In the heat of summer, amid the steady thump of rap music, the folks on South Parnell Avenue like to sit on their stoops nursing cans of Old Milwaukee and watching the cars go by. There's not a whole lot else to do on Parnell, a dead-end street tucked away in the blighted neighborhood of Englewood on Chicago's South Side--especially when you're out of work and out of patience trying to find it. So residents spend their time sitting outside and getting the lay of the land by scoping out passing cars. They see somebody in an old clunker and know the rider's just scraping to get by in another low-wage gig. They spot somebody in one of those jazzed-up numbers, a sport-ute or a low-riding classic, and it's a good hunch the occupant is a roller in the drug game. In the end, of course, it doesn't really matter much how passersby earn their keep. So long as they slow down a bit when they cruise Parnell and watch out for all the kids ripping and running about.
Most cabbies don't venture down Parnell anymore. They say it's too deadly, a place where their chances of getting beaten or murdered for money outweigh the chances of driving away with a good tip. Somehow, though, the Blue Bunny ice-cream truck seems to enjoy safe passage. Every few hours, the old-fashioned white van graced with a goofy baby-blue rabbit comes rolling up playing Pop Goes the Weasel. But the trip is mostly in vain. Kids have long ago learned that a nickel in their pocket is hardly enough to purchase a Popsicle, let alone a toasted-almond bar.
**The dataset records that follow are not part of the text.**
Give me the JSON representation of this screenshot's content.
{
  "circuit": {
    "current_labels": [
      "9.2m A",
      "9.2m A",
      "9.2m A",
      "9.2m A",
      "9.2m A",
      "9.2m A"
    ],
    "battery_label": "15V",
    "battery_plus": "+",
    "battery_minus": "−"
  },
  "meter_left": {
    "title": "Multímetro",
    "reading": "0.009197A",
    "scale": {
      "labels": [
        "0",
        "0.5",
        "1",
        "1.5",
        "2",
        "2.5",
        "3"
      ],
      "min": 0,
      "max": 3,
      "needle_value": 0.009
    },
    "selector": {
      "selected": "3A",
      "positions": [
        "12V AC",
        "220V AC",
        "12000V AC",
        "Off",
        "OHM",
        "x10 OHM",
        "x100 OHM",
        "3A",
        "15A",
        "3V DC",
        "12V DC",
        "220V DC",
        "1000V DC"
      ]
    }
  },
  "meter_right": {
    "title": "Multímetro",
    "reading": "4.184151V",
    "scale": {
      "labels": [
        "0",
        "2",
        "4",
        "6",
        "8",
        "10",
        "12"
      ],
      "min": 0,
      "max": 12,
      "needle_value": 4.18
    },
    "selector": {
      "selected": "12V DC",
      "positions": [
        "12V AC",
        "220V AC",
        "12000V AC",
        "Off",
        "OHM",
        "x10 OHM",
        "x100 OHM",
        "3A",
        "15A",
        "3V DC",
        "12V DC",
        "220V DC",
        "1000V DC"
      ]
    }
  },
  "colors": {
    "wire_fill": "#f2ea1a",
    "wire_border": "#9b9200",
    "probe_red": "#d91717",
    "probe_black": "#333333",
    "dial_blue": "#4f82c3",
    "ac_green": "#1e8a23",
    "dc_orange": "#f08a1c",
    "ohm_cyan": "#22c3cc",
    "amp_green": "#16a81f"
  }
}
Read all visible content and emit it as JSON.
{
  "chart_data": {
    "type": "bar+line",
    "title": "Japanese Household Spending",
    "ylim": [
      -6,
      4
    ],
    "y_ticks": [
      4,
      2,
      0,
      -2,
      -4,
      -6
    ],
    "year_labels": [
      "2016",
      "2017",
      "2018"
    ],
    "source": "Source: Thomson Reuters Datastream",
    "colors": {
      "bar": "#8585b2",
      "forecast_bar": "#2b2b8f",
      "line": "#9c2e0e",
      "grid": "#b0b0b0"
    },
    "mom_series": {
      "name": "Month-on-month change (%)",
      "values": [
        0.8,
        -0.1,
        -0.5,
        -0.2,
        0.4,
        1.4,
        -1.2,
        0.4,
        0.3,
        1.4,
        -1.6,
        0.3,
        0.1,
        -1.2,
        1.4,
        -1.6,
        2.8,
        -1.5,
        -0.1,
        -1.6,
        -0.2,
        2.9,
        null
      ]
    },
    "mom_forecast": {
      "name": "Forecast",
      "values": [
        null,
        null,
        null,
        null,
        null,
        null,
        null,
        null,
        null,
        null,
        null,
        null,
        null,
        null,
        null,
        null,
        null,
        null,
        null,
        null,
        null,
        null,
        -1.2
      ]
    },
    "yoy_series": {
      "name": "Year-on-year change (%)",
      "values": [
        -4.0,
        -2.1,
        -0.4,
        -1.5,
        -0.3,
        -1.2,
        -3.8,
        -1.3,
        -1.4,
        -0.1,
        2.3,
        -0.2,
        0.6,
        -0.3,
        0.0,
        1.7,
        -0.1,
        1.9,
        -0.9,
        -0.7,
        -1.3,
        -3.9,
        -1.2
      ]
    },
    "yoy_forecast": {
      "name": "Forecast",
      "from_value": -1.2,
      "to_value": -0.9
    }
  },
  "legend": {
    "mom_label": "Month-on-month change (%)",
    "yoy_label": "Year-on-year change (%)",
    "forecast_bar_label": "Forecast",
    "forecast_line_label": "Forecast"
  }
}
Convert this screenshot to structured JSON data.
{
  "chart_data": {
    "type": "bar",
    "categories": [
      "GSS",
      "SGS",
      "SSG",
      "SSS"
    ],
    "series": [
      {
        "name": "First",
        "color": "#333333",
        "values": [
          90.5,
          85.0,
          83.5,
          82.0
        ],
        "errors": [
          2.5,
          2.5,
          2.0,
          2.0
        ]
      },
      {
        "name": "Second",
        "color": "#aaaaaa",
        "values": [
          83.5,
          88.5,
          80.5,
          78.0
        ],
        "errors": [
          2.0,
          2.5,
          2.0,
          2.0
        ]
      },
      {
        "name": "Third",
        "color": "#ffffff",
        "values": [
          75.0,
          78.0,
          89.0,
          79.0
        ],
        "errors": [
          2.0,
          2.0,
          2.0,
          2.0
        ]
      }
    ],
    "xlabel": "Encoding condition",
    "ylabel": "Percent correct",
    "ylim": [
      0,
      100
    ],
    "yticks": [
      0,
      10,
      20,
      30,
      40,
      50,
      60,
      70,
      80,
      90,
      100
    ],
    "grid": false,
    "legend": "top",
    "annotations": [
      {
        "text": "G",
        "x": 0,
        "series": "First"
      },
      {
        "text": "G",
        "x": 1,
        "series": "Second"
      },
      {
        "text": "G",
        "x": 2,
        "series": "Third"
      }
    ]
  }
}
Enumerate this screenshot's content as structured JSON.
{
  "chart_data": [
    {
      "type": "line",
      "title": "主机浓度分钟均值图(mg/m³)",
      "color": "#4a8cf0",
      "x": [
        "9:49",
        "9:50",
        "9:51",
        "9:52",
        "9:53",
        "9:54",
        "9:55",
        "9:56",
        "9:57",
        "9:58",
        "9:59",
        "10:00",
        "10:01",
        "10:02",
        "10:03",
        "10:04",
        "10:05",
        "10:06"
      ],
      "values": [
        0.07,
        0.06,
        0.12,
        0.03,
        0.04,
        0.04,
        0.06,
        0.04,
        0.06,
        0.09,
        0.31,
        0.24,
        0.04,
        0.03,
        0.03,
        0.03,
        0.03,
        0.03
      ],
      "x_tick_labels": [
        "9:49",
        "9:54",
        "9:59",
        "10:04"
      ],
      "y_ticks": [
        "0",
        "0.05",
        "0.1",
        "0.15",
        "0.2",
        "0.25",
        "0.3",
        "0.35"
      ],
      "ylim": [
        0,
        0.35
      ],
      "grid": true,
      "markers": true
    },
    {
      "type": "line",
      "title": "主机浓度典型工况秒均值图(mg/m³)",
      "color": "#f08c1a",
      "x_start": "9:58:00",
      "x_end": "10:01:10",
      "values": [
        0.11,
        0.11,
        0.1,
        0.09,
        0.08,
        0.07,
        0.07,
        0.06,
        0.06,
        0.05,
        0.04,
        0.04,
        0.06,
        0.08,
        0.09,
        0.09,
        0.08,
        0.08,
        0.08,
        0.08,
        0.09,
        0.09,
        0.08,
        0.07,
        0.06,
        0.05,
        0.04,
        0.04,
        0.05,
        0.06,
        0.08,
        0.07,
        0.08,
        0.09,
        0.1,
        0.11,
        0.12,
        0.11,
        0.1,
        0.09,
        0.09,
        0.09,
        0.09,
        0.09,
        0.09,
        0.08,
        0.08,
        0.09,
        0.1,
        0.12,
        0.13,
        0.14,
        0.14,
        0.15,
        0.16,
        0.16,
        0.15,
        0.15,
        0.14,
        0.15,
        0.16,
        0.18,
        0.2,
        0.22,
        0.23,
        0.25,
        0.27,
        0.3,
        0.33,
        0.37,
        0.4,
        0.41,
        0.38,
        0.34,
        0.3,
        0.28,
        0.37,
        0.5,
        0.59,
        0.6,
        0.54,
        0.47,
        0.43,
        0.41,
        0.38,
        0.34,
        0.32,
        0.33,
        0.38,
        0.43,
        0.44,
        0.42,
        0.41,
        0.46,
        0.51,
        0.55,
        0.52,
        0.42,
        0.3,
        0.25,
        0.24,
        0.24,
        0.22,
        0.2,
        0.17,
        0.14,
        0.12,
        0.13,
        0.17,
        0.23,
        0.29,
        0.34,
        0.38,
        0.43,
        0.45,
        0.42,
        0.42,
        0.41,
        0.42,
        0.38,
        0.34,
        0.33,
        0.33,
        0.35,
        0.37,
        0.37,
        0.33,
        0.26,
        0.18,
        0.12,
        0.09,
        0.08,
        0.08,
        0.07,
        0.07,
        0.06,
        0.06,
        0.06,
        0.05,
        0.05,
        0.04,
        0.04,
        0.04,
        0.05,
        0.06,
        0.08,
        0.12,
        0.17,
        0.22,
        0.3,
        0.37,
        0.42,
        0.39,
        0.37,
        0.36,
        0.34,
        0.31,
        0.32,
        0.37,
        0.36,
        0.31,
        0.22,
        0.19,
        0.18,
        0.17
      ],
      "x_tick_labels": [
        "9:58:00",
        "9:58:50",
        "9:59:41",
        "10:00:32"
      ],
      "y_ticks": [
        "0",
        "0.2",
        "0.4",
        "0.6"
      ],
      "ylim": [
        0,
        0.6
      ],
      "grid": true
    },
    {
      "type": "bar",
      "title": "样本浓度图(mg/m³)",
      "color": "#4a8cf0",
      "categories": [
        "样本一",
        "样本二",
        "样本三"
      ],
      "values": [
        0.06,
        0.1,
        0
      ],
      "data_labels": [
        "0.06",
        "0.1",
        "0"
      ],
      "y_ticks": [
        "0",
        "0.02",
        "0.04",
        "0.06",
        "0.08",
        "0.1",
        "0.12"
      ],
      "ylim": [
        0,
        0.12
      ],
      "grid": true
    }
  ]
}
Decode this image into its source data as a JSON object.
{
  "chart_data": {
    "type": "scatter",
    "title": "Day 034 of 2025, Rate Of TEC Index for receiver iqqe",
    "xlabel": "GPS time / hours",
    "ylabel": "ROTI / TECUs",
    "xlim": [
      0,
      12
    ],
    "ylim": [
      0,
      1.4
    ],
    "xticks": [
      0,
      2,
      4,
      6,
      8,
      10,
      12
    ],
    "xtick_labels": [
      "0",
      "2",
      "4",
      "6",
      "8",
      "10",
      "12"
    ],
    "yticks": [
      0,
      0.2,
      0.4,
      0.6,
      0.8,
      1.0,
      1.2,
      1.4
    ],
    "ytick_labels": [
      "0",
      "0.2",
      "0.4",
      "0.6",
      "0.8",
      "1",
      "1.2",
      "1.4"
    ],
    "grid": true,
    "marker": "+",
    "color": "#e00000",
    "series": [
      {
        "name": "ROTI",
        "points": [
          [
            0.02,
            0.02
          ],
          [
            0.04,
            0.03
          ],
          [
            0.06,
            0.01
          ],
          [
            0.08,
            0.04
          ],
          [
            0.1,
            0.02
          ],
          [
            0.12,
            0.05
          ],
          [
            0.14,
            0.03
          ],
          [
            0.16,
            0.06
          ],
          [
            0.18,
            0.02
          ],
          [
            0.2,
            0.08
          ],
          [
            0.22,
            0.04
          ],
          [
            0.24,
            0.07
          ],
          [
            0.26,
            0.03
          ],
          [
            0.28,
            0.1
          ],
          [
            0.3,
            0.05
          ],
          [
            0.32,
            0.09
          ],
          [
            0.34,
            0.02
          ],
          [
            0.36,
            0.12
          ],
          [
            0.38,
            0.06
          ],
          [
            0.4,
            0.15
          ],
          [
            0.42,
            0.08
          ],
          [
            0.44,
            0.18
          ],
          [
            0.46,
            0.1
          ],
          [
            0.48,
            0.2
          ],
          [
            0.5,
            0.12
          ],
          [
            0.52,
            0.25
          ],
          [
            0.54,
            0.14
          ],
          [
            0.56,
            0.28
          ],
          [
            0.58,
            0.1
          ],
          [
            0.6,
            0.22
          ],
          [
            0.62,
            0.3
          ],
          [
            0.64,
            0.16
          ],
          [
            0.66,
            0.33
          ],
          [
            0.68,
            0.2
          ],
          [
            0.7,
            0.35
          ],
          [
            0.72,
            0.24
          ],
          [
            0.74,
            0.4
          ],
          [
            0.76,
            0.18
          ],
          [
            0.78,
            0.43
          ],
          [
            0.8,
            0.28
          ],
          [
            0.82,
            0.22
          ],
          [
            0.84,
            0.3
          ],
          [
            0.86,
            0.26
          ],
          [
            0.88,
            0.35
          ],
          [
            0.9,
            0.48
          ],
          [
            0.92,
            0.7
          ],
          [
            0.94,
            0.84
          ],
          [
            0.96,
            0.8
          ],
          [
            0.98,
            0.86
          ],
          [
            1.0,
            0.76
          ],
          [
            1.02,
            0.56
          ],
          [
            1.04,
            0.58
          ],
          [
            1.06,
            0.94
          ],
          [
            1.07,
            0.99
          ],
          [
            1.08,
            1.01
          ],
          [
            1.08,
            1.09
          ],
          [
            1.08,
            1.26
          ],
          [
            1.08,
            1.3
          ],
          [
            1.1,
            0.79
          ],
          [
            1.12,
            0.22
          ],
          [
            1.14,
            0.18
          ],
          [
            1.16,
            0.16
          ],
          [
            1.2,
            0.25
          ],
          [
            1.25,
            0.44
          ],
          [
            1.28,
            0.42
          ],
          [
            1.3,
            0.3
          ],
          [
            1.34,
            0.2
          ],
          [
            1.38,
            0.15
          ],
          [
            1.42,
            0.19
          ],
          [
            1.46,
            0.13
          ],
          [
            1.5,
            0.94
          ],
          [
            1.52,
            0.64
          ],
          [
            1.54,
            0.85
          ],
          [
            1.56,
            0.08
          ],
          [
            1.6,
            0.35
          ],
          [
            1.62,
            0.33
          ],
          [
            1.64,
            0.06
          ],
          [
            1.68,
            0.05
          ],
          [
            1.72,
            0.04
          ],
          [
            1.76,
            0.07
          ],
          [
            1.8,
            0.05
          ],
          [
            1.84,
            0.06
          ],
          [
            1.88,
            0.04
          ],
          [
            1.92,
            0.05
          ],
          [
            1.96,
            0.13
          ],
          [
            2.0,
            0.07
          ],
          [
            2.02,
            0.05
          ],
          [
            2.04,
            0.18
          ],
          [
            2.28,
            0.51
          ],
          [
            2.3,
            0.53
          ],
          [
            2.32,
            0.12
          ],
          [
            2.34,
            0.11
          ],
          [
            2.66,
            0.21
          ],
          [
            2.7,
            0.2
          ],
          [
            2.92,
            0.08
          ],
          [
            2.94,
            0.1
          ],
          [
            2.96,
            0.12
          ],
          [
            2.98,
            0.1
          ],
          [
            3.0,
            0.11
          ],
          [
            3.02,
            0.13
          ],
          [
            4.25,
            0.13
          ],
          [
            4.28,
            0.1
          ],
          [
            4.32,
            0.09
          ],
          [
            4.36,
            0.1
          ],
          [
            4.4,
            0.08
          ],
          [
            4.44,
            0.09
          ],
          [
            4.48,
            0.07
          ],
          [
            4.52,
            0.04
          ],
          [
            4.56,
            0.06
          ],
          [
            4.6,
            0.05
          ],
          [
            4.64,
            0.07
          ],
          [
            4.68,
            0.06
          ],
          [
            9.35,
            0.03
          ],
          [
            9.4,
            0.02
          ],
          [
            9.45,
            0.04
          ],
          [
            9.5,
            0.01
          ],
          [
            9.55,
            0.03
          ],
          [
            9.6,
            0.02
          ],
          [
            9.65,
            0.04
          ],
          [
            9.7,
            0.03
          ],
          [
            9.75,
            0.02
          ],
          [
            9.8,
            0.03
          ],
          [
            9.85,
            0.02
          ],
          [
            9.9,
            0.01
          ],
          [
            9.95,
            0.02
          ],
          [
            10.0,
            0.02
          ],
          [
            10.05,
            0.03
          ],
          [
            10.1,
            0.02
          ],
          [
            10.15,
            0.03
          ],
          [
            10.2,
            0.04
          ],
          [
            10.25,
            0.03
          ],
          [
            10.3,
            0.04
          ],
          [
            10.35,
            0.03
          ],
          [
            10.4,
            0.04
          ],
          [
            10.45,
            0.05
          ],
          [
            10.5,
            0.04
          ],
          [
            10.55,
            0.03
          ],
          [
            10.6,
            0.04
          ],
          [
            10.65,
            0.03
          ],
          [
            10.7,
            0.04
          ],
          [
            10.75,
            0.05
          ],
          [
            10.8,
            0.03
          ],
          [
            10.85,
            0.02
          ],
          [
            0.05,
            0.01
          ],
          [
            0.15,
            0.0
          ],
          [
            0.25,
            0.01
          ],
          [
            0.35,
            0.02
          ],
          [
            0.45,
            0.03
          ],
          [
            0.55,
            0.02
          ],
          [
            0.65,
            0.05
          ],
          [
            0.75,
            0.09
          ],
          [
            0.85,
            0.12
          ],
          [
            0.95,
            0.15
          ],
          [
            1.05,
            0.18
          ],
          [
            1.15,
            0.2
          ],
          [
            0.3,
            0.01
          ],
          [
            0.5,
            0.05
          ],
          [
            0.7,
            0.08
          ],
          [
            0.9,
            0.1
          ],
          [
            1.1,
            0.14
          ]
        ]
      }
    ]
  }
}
Just over a week ago, seven-year-old "R." was trying to gamble his way into some extra money. The 4-ft. Jordan wannabe challenged his 6-ft. neighbor to a pickup game played with a makeshift basketball hoop fashioned from a milk crate and plywood. "R. said, 'Put your 15 up,' and he threw 15[cents] on the ground," says Demetrius Tulloch, 20. "R. was always saying, 'Put your money up.'" And as always, Tulloch let the boy win his loose change. Just around the corner at the Wash Factory, R.'s eight-year-old buddy "E." was hanging around in hopes of earning some spending money. More soft-spoken than R. but no less ambitious, E. made a routine of dropping in to help manager Shirley Blanton keep the place clean. "He was always willing to pick up a broom," Blanton says.
While the two boys were hustling up change that afternoon, Chicago police were out canvassing the neighborhood for a killer. And when they were finished, R. and E. (their real names have not been released because they are minors) would get the rap for the murder of 11-year-old Ryan Harris, whose body had been discovered in the high weeds of a vacant lot, her head smashed with a rock, her mouth stuffed with her panties. There were signs of sexual assault. Police officers had brought R. and E. in for questioning as witnesses, and when the two boys were called back, their stories changed. Under interrogation, they told on each other. The two are now among the youngest murder suspects in the U.S.
Beyond the shock that seven- and eight-year-old boys might be capable of committing such a crime, there was much hand wringing over how justice should be dispensed. "These kids have no idea what's happening to them," says Cook County public guardian Patrick Murphy. "Kids this young have short attention spans. They would tell the police anything in hopes of getting out of there to go watch TV."